DETOUR started out as an experiment in the simplicity of filmmaking.  Why keep it simple, you may ask?  Well, it’s survival instinct.  How does one survive in a town [Hollywood] that is purported to eat its young and go back for seconds?  Some of you may take that statement literally, some may view it as a metaphor for high-concept fare that overshadows independent films and, in doing so, sparks an endless number of sequels; either interpretation is fine.


My writing partner, Dwight, came up with the idea of a man trapped in a basement after his house in the hills gets besieged by a landslide. That was the beginning.  It was something we could afford to do, outside of the Hollywood machine.  I needed to make a film, that’s what I came to LA to do, and I wasn’t going to wait for anyone, or any institution, to give me permission to do just that.  Writing DETOUR, something I could go out there and make myself, gave me all the permission I needed.  With that in mind, there is a lot of me in DETOUR’s Jackson Alder.  Jackson must learn how to survive on his own in a world that’s most certainly not on his side.  He’s got to fight hard against the antagonistic world of unpredictable natural disasters, to persuade the ground to move in his direction, but if he can’t convince the earth to swing its vote, well, he has no choice but to dig his way right through it – even if it means certain death.


One of the driving motivations in making this film was simplicity – minimalism in its storytelling, but not necessarily in its filmmaking – and I felt strongly that the life or death stakes should be more immediate than the original concept would allow.  That lead me to introduce a smaller location into the situation – a smaller location also meant a smaller budget, which as an indie filmmaker was incredibly important to getting the wheels spinning on the project.  I’ve always been drawn to minimalist art and entertainment; specifically, the execution of it, the DIY ethos that so often fuels it, and the aesthetics of the final product.  My first short film involved a man alone on his deathbed, the pinnacle of solitude, which depicts a flashflood of memories linked together by his last word: “F**K.”  I made a film in school that was inspired by Stephen King’s short story “Survivor Type,” which is about a fleeing criminal who goes mad in the desert and eats himself to survive.  The last short I made, SHADOWBOX, which won “Best Short” at the 2008 Shockfest Film Festival in Hollywood, is about a man who watches the film of his own interrogation, and subsequent torture, as a means of coming to grips with the questionable choices he made while at war and putting those choices behind him.  Needless to say, the idea for DETOUR was a brand new world of thrilling isolation that I just knew I had to explore and make into my next film.

One character, one location…and this character could be you.

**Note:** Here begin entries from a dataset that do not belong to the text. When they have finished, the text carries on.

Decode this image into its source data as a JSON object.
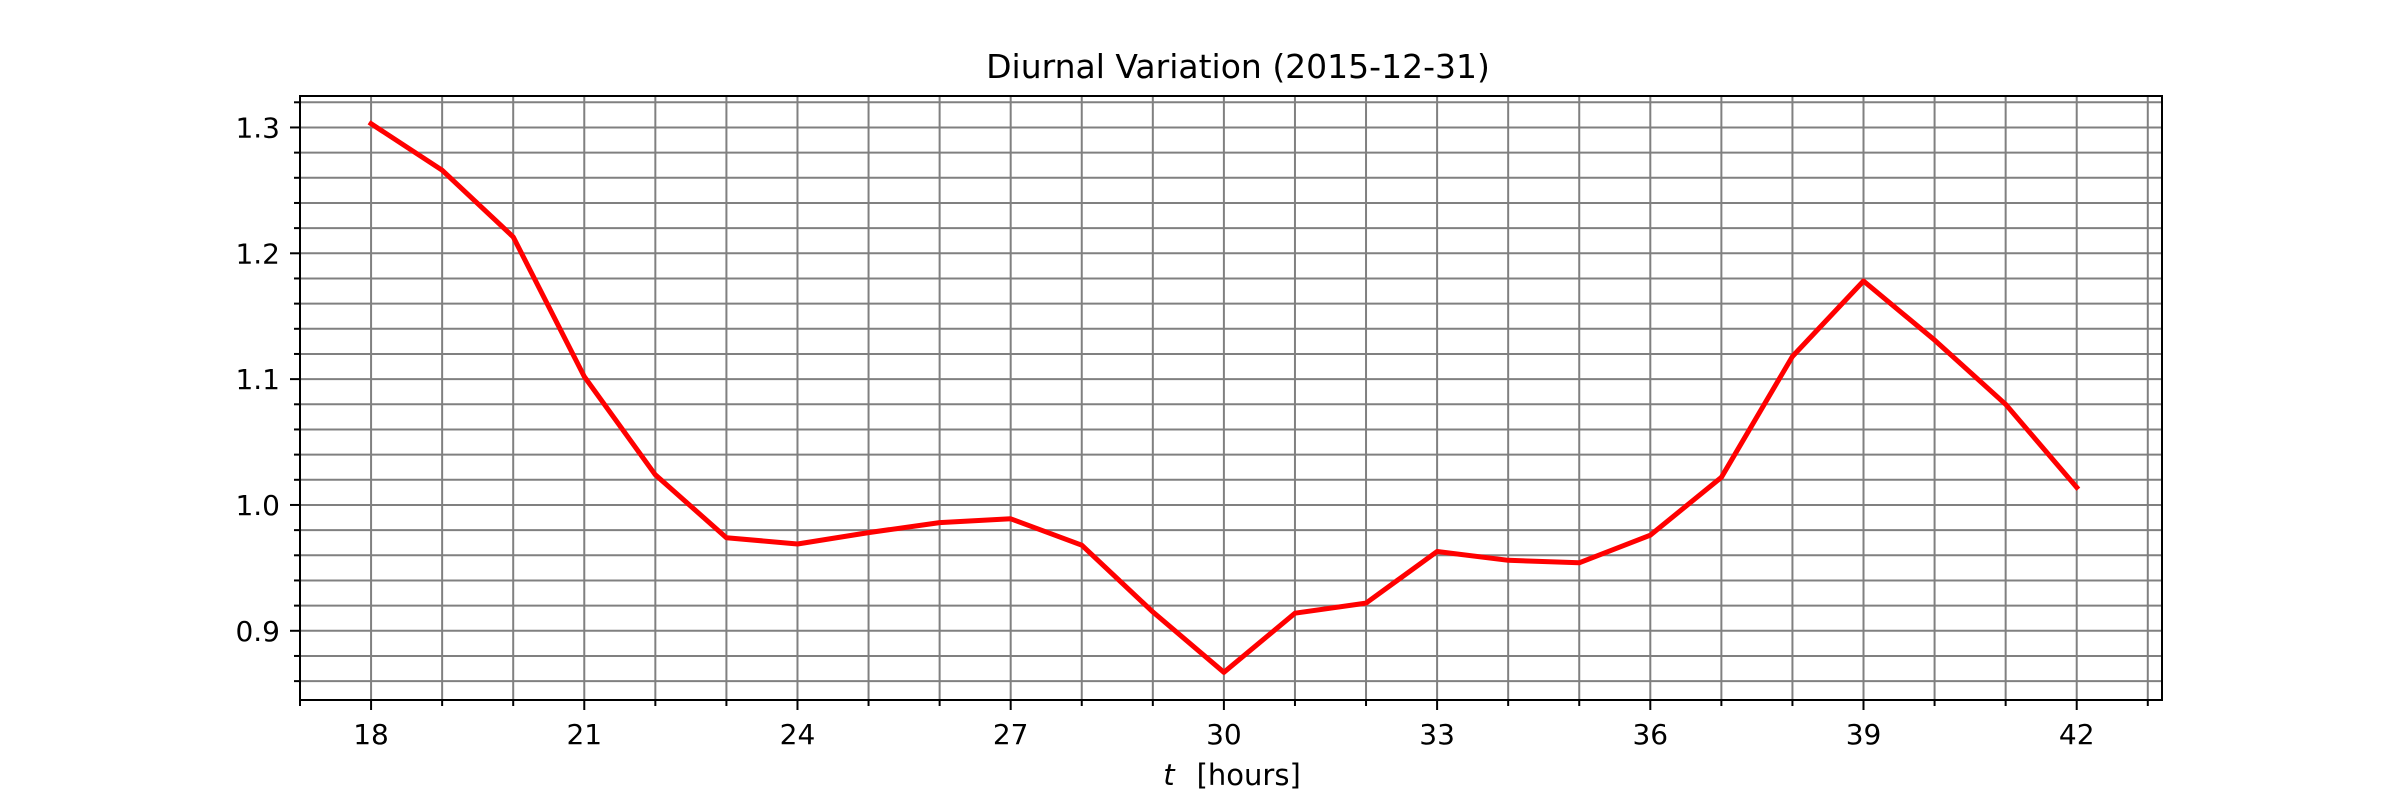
{
  "chart_data": {
    "type": "line",
    "title": "Diurnal Variation (2015-12-31)",
    "xlabel_var": "t",
    "xlabel_unit": "[hours]",
    "ylabel": "",
    "xlim": [
      17,
      43.2
    ],
    "ylim": [
      0.845,
      1.325
    ],
    "xticks": [
      18,
      21,
      24,
      27,
      30,
      33,
      36,
      39,
      42
    ],
    "yticks": [
      0.9,
      1.0,
      1.1,
      1.2,
      1.3
    ],
    "xtick_labels": [
      "18",
      "21",
      "24",
      "27",
      "30",
      "33",
      "36",
      "39",
      "42"
    ],
    "ytick_labels": [
      "0.9",
      "1.0",
      "1.1",
      "1.2",
      "1.3"
    ],
    "grid": true,
    "grid_minor": true,
    "legend": "none",
    "series": [
      {
        "color": "#ff0000",
        "x": [
          18,
          19,
          20,
          21,
          22,
          23,
          24,
          25,
          26,
          27,
          28,
          29,
          30,
          31,
          32,
          33,
          34,
          35,
          36,
          37,
          38,
          39,
          40,
          41,
          42
        ],
        "values": [
          1.303,
          1.266,
          1.213,
          1.102,
          1.024,
          0.974,
          0.969,
          0.978,
          0.986,
          0.989,
          0.968,
          0.915,
          0.867,
          0.914,
          0.922,
          0.963,
          0.956,
          0.954,
          0.976,
          1.022,
          1.118,
          1.178,
          1.131,
          1.08,
          1.014
        ]
      }
    ]
  }
}
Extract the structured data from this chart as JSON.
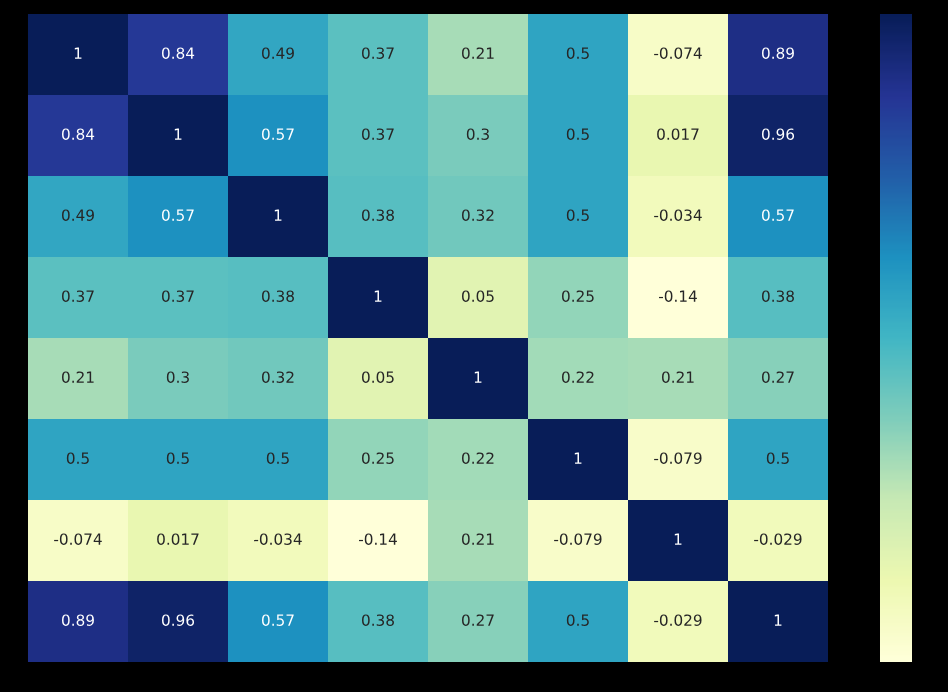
{
  "chart_data": {
    "type": "heatmap",
    "categories": [
      null,
      null,
      null,
      null,
      null,
      null,
      null,
      null
    ],
    "y_categories": [
      null,
      null,
      null,
      null,
      null,
      null,
      null,
      null
    ],
    "cells": [
      [
        1,
        0.84,
        0.49,
        0.37,
        0.21,
        0.5,
        -0.074,
        0.89
      ],
      [
        0.84,
        1,
        0.57,
        0.37,
        0.3,
        0.5,
        0.017,
        0.96
      ],
      [
        0.49,
        0.57,
        1,
        0.38,
        0.32,
        0.5,
        -0.034,
        0.57
      ],
      [
        0.37,
        0.37,
        0.38,
        1,
        0.05,
        0.25,
        -0.14,
        0.38
      ],
      [
        0.21,
        0.3,
        0.32,
        0.05,
        1,
        0.22,
        0.21,
        0.27
      ],
      [
        0.5,
        0.5,
        0.5,
        0.25,
        0.22,
        1,
        -0.079,
        0.5
      ],
      [
        -0.074,
        0.017,
        -0.034,
        -0.14,
        0.21,
        -0.079,
        1,
        -0.029
      ],
      [
        0.89,
        0.96,
        0.57,
        0.38,
        0.27,
        0.5,
        -0.029,
        1
      ]
    ],
    "data_labels": true
  }
}
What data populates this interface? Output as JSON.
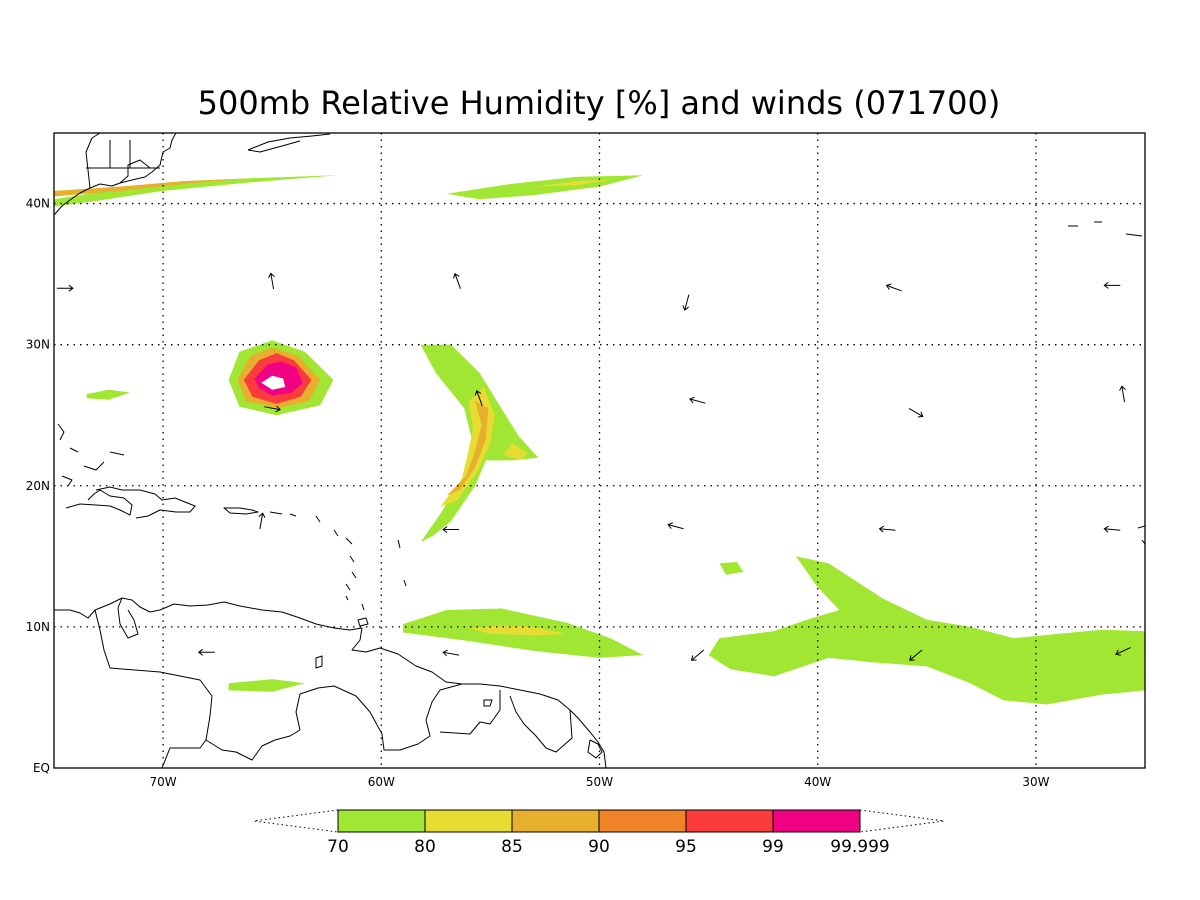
{
  "chart_data": {
    "type": "heatmap",
    "title": "500mb Relative Humidity [%] and winds (071700)",
    "xlim": [
      -75,
      -25
    ],
    "ylim": [
      0,
      45
    ],
    "grid": true,
    "x_ticks": [
      {
        "value": -70,
        "label": "70W"
      },
      {
        "value": -60,
        "label": "60W"
      },
      {
        "value": -50,
        "label": "50W"
      },
      {
        "value": -40,
        "label": "40W"
      },
      {
        "value": -30,
        "label": "30W"
      }
    ],
    "y_ticks": [
      {
        "value": 0,
        "label": "EQ"
      },
      {
        "value": 10,
        "label": "10N"
      },
      {
        "value": 20,
        "label": "20N"
      },
      {
        "value": 30,
        "label": "30N"
      },
      {
        "value": 40,
        "label": "40N"
      }
    ],
    "colorbar": {
      "levels": [
        {
          "label": "70",
          "color": "#a0e632"
        },
        {
          "label": "80",
          "color": "#e6dc32"
        },
        {
          "label": "85",
          "color": "#e6af2d"
        },
        {
          "label": "90",
          "color": "#f08228"
        },
        {
          "label": "95",
          "color": "#fa3c3c"
        },
        {
          "label": "99",
          "color": "#f00082"
        },
        {
          "label": "99.999",
          "color": ""
        }
      ]
    },
    "humidity_regions": [
      {
        "name": "northwest-plume",
        "level": 70,
        "points": [
          [
            -75,
            40.3
          ],
          [
            -73,
            40.8
          ],
          [
            -70,
            41.3
          ],
          [
            -66,
            41.8
          ],
          [
            -62,
            42
          ],
          [
            -66,
            41.5
          ],
          [
            -70,
            40.9
          ],
          [
            -73,
            40.2
          ],
          [
            -75,
            39.8
          ]
        ]
      },
      {
        "name": "northwest-plume-core",
        "level": 85,
        "points": [
          [
            -75,
            40.9
          ],
          [
            -72,
            41.2
          ],
          [
            -69,
            41.6
          ],
          [
            -66,
            41.8
          ],
          [
            -69,
            41.4
          ],
          [
            -72,
            40.9
          ],
          [
            -75,
            40.5
          ]
        ]
      },
      {
        "name": "north-central-streak",
        "level": 70,
        "points": [
          [
            -57,
            40.7
          ],
          [
            -54,
            41.4
          ],
          [
            -51,
            41.9
          ],
          [
            -48,
            42
          ],
          [
            -50,
            41.2
          ],
          [
            -53,
            40.6
          ],
          [
            -55.5,
            40.3
          ]
        ]
      },
      {
        "name": "north-central-core",
        "level": 80,
        "points": [
          [
            -53,
            41.2
          ],
          [
            -51,
            41.6
          ],
          [
            -49.5,
            41.7
          ],
          [
            -51,
            41.3
          ]
        ]
      },
      {
        "name": "small-west-blob",
        "level": 70,
        "points": [
          [
            -73.5,
            26.5
          ],
          [
            -72.5,
            26.8
          ],
          [
            -71.5,
            26.6
          ],
          [
            -72.5,
            26.1
          ],
          [
            -73.5,
            26.2
          ]
        ]
      },
      {
        "name": "hurricane-ring",
        "level": 70,
        "points": [
          [
            -67,
            27.5
          ],
          [
            -66.5,
            29.5
          ],
          [
            -65,
            30.3
          ],
          [
            -63.5,
            29.5
          ],
          [
            -62.2,
            27.5
          ],
          [
            -62.8,
            25.7
          ],
          [
            -64.8,
            25
          ],
          [
            -66.5,
            25.6
          ]
        ]
      },
      {
        "name": "hurricane-ring",
        "level": 85,
        "points": [
          [
            -66.6,
            27.5
          ],
          [
            -66,
            29.2
          ],
          [
            -65,
            29.8
          ],
          [
            -63.8,
            29.2
          ],
          [
            -62.8,
            27.5
          ],
          [
            -63.3,
            26
          ],
          [
            -64.8,
            25.5
          ],
          [
            -66.2,
            26
          ]
        ]
      },
      {
        "name": "hurricane-ring",
        "level": 95,
        "points": [
          [
            -66.3,
            27.5
          ],
          [
            -65.6,
            28.9
          ],
          [
            -64.8,
            29.4
          ],
          [
            -64,
            28.9
          ],
          [
            -63.2,
            27.5
          ],
          [
            -63.7,
            26.3
          ],
          [
            -64.8,
            25.8
          ],
          [
            -65.9,
            26.3
          ]
        ]
      },
      {
        "name": "hurricane-ring",
        "level": 99,
        "points": [
          [
            -65.8,
            27.6
          ],
          [
            -65.2,
            28.6
          ],
          [
            -64.6,
            28.8
          ],
          [
            -63.9,
            28.4
          ],
          [
            -63.6,
            27.3
          ],
          [
            -64.1,
            26.6
          ],
          [
            -65,
            26.4
          ],
          [
            -65.6,
            26.9
          ]
        ]
      },
      {
        "name": "hurricane-eye",
        "level": 0,
        "points": [
          [
            -65.5,
            27.3
          ],
          [
            -65,
            27.8
          ],
          [
            -64.5,
            27.6
          ],
          [
            -64.4,
            27
          ],
          [
            -65,
            26.8
          ]
        ]
      },
      {
        "name": "central-band",
        "level": 70,
        "points": [
          [
            -58.2,
            16
          ],
          [
            -57.3,
            18
          ],
          [
            -56.3,
            20.5
          ],
          [
            -55.8,
            23
          ],
          [
            -56.2,
            25.5
          ],
          [
            -57.5,
            28
          ],
          [
            -58.2,
            30
          ],
          [
            -56.8,
            30
          ],
          [
            -55.5,
            28
          ],
          [
            -54.5,
            25.5
          ],
          [
            -53.7,
            23.5
          ],
          [
            -52.8,
            22
          ],
          [
            -54,
            21.8
          ],
          [
            -55.2,
            21.8
          ],
          [
            -55.7,
            20
          ],
          [
            -56.8,
            17.5
          ],
          [
            -57.6,
            16.5
          ]
        ]
      },
      {
        "name": "central-band",
        "level": 80,
        "points": [
          [
            -57.3,
            18.5
          ],
          [
            -56.3,
            20.5
          ],
          [
            -56,
            22.5
          ],
          [
            -55.8,
            24
          ],
          [
            -56,
            26
          ],
          [
            -55.3,
            27
          ],
          [
            -54.8,
            25
          ],
          [
            -55,
            23
          ],
          [
            -55.6,
            21
          ],
          [
            -56.5,
            19
          ]
        ]
      },
      {
        "name": "central-band",
        "level": 85,
        "points": [
          [
            -57,
            19.3
          ],
          [
            -56.1,
            20.7
          ],
          [
            -55.7,
            22.5
          ],
          [
            -55.4,
            24.3
          ],
          [
            -55.7,
            26
          ],
          [
            -55.1,
            25.5
          ],
          [
            -55.2,
            23.3
          ],
          [
            -55.7,
            21.3
          ],
          [
            -56.4,
            19.7
          ]
        ]
      },
      {
        "name": "central-band-east",
        "level": 80,
        "points": [
          [
            -54,
            23
          ],
          [
            -53.3,
            22.3
          ],
          [
            -53.6,
            21.8
          ],
          [
            -54.4,
            22.2
          ]
        ]
      },
      {
        "name": "lower-central-band",
        "level": 70,
        "points": [
          [
            -59,
            10.2
          ],
          [
            -57,
            11.2
          ],
          [
            -54.5,
            11.3
          ],
          [
            -51.5,
            10.3
          ],
          [
            -49.5,
            9.2
          ],
          [
            -48,
            8
          ],
          [
            -50,
            7.8
          ],
          [
            -53,
            8.3
          ],
          [
            -56,
            9
          ],
          [
            -59,
            9.6
          ]
        ]
      },
      {
        "name": "lower-central-core",
        "level": 80,
        "points": [
          [
            -56,
            9.9
          ],
          [
            -54.5,
            10.1
          ],
          [
            -53,
            10
          ],
          [
            -51.5,
            9.5
          ],
          [
            -53,
            9.4
          ],
          [
            -55,
            9.5
          ]
        ]
      },
      {
        "name": "small-east-blob",
        "level": 70,
        "points": [
          [
            -44.5,
            14.5
          ],
          [
            -43.7,
            14.6
          ],
          [
            -43.4,
            13.9
          ],
          [
            -44.2,
            13.7
          ]
        ]
      },
      {
        "name": "east-region",
        "level": 70,
        "points": [
          [
            -41,
            15
          ],
          [
            -39.5,
            14.5
          ],
          [
            -38.5,
            13.5
          ],
          [
            -37,
            12
          ],
          [
            -35,
            10.5
          ],
          [
            -33,
            10
          ],
          [
            -31,
            9.2
          ],
          [
            -29,
            9.5
          ],
          [
            -27,
            9.8
          ],
          [
            -25,
            9.7
          ],
          [
            -25,
            5.5
          ],
          [
            -27,
            5.2
          ],
          [
            -29.5,
            4.5
          ],
          [
            -31.5,
            4.8
          ],
          [
            -33,
            6
          ],
          [
            -35,
            7.2
          ],
          [
            -37.5,
            7.5
          ],
          [
            -39.5,
            7.8
          ],
          [
            -42,
            6.5
          ],
          [
            -44,
            7
          ],
          [
            -45,
            8
          ],
          [
            -44.5,
            9.2
          ],
          [
            -42,
            9.7
          ],
          [
            -40.5,
            10.5
          ],
          [
            -39,
            11.2
          ],
          [
            -40,
            12.8
          ]
        ]
      },
      {
        "name": "south-west-blob",
        "level": 70,
        "points": [
          [
            -67,
            6
          ],
          [
            -65,
            6.3
          ],
          [
            -63.5,
            6
          ],
          [
            -65,
            5.4
          ],
          [
            -67,
            5.5
          ]
        ]
      }
    ],
    "wind_arrows": [
      {
        "lon": -74.5,
        "lat": 34,
        "dir": 90
      },
      {
        "lon": -65,
        "lat": 34.5,
        "dir": -10
      },
      {
        "lon": -56.5,
        "lat": 34.5,
        "dir": -20
      },
      {
        "lon": -46,
        "lat": 33,
        "dir": 195
      },
      {
        "lon": -36.5,
        "lat": 34,
        "dir": -70
      },
      {
        "lon": -26.5,
        "lat": 34.2,
        "dir": -90
      },
      {
        "lon": -65,
        "lat": 25.5,
        "dir": 100
      },
      {
        "lon": -55.5,
        "lat": 26.2,
        "dir": -20
      },
      {
        "lon": -45.5,
        "lat": 26,
        "dir": -75
      },
      {
        "lon": -35.5,
        "lat": 25.2,
        "dir": 120
      },
      {
        "lon": -26,
        "lat": 26.5,
        "dir": -10
      },
      {
        "lon": -65.5,
        "lat": 17.5,
        "dir": 10
      },
      {
        "lon": -56.8,
        "lat": 16.9,
        "dir": -90
      },
      {
        "lon": -46.5,
        "lat": 17.1,
        "dir": -75
      },
      {
        "lon": -36.8,
        "lat": 16.9,
        "dir": -85
      },
      {
        "lon": -26.5,
        "lat": 16.9,
        "dir": -85
      },
      {
        "lon": -68,
        "lat": 8.2,
        "dir": -90
      },
      {
        "lon": -56.8,
        "lat": 8.1,
        "dir": -80
      },
      {
        "lon": -45.5,
        "lat": 8,
        "dir": -130
      },
      {
        "lon": -35.5,
        "lat": 8,
        "dir": -130
      },
      {
        "lon": -26,
        "lat": 8.3,
        "dir": -115
      }
    ]
  }
}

That was the start of it all.  Early on in the writing process, I brought the idea to one of our producers, Carrie LeGrand, who responded to my impassioned blathering by saying, “one guy in a car…that’s not really a movie, is it?”  Jumping halfway out of my seat, I shot back, “That’s exactly why I want to make it!”

5 years later, we finally have a movie, a movie steeped in the blood, sweat and tears of the cast and crew who risked life and limb to make it a reality.  And when I say life and limb I mean that literally; just ask Neil Hopkins, who played the role of Jackson Alder – he barely made it off the set alive.